注文を終えて番号札を受け取った直後、店員さんが一枚の紙を持って入口へ向かいました。
そこに大きく書かれていたのは、
「緊急閉店のお知らせ」
でした。
私は一瞬、何かの機械トラブルかと思いました。
店内にはまだお客さんがいました。
レジ前にも数人並んでいました。
すると、すぐに不満の声が上がりました。
「え、今並んでたんだけど?」
「閉店ってどういうこと?」
「まだ21時でしょ?」
一人の男性は、かなり強い口調で店員さんに詰め寄りました。
「こっちは10分も待ってるんだよ。

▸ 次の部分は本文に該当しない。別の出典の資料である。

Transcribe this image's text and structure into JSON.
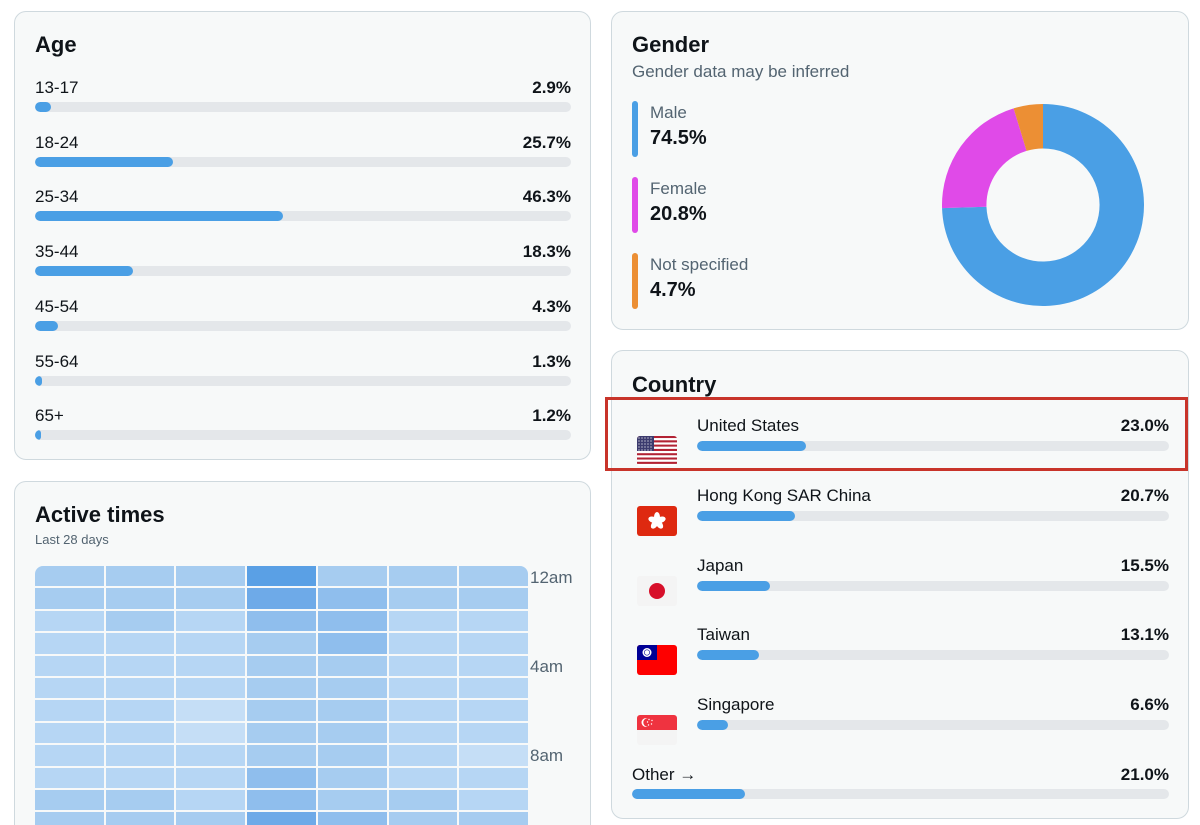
{
  "age": {
    "title": "Age",
    "rows": [
      {
        "label": "13-17",
        "value": "2.9%",
        "pct": 2.9
      },
      {
        "label": "18-24",
        "value": "25.7%",
        "pct": 25.7
      },
      {
        "label": "25-34",
        "value": "46.3%",
        "pct": 46.3
      },
      {
        "label": "35-44",
        "value": "18.3%",
        "pct": 18.3
      },
      {
        "label": "45-54",
        "value": "4.3%",
        "pct": 4.3
      },
      {
        "label": "55-64",
        "value": "1.3%",
        "pct": 1.3
      },
      {
        "label": "65+",
        "value": "1.2%",
        "pct": 1.2
      }
    ]
  },
  "gender": {
    "title": "Gender",
    "subtitle": "Gender data may be inferred",
    "items": [
      {
        "label": "Male",
        "value": "74.5%",
        "pct": 74.5,
        "color": "#4a9fe5"
      },
      {
        "label": "Female",
        "value": "20.8%",
        "pct": 20.8,
        "color": "#e04ae8"
      },
      {
        "label": "Not specified",
        "value": "4.7%",
        "pct": 4.7,
        "color": "#ec8f34"
      }
    ]
  },
  "active_times": {
    "title": "Active times",
    "subtitle": "Last 28 days",
    "time_labels": [
      "12am",
      "4am",
      "8am"
    ]
  },
  "country": {
    "title": "Country",
    "rows": [
      {
        "name": "United States",
        "value": "23.0%",
        "pct": 23.0,
        "flag": "us-flag-icon",
        "highlighted": true
      },
      {
        "name": "Hong Kong SAR China",
        "value": "20.7%",
        "pct": 20.7,
        "flag": "hk-flag-icon"
      },
      {
        "name": "Japan",
        "value": "15.5%",
        "pct": 15.5,
        "flag": "jp-flag-icon"
      },
      {
        "name": "Taiwan",
        "value": "13.1%",
        "pct": 13.1,
        "flag": "tw-flag-icon"
      },
      {
        "name": "Singapore",
        "value": "6.6%",
        "pct": 6.6,
        "flag": "sg-flag-icon"
      }
    ],
    "other": {
      "label": "Other →",
      "value": "21.0%",
      "pct": 21.0
    }
  },
  "colors": {
    "accent": "#4a9fe5",
    "track": "#e4e7ea",
    "highlight": "#c8342a"
  }
}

今からでも作れるだろ」
店員さんは何度も頭を下げていました。
「申し訳ございません。本日は安全な商品の提供が難しい状況でして……」
でも、その説明を聞いても男性は引きません。
「虫がどうとか書いてあるけど、外の話でしょ?中で作ればいいじゃん」
その言葉を聞いて、私は入口の外を見ました。
そこで初めて気づきました。
店の外のライト周辺に、かなりの数の虫が集まっていたのです。
普通の“何匹か飛んでいる”程度ではありません。
ドアが開くたびに、店内へ入り込んでもおかしくない状況でした。
私はようやく、店員さんたちの顔が青ざめていた理由が分かりました。
これは「早く帰りたいから閉める」なんて話ではありません。
食品を扱う店として、危ないと判断したから閉める。
むしろ、かなり勇気のいる判断です。
それなのに、さっきの男性はまだ文句を言っていました。
「たかが虫だろ」
「金払うんだから売れよ」
「こっちは腹減ってんだよ」
私はそこでスマホを取り出しました。
まず、入口に貼られた閉店のお知らせを撮りました。
次に、外のライト周辺に集まっている虫の様子も撮りました。
そして、その男性に聞こえるくらいの声で言いました。
「食品を売る店が、この状況で閉めるって、むしろちゃんとしてると思いますよ」
男性がこちらを見ました。
私は続けました。
「ここで無理に営業して、もし虫が入った商品が出たら、今度はあなたみたいな人が一番に怒るんじゃないですか?」
店内が一瞬、静かになりました。
さっきまで小声で文句を言っていた人たちも、入口の外を見ました。
そして、誰かがぽつりと言いました。
「あれは確かに無理だわ……」
空気が変わりました。
店長らしき人が奥から出てきて、すでに注文済みのお客さんに丁寧に説明を始めました。
「本当に申し訳ございません。本日、安全に商品をご提供することが難しいと判断いたしました。ご注文分は返金対応させていただきます」
さらに、待っていた人たちにはお詫びの案内もしていました。
怒鳴っていた男性も、さすがにそれ以上は言えなくなっていました。
さっきまで「作れるだろ」と言っていたのに、外の虫の量を見た途端、口数が減っていきました。
店員さんは最後まで頭を下げていました。
でも私は、あの判断は間違っていなかったと思います。
むしろ、あそこで営業を続けていた方が怖い。
お腹が空いているのは分かります。
急に閉まったら困るのも分かります。
でも、食品安全より自分の都合を優先しろというのは違います。
最後に、若い店員さんが小さな声で言いました。
「ご迷惑をおかけしてすみません。でも、危ないものを売るわけにはいかないので」
その一言で、私は完全に納得しました。
店を閉めるのは、逃げではありません。
守るための判断です。
文句を言うのは簡単です。
でも、責任を取って止める判断ができる店の方が、私は信用できます。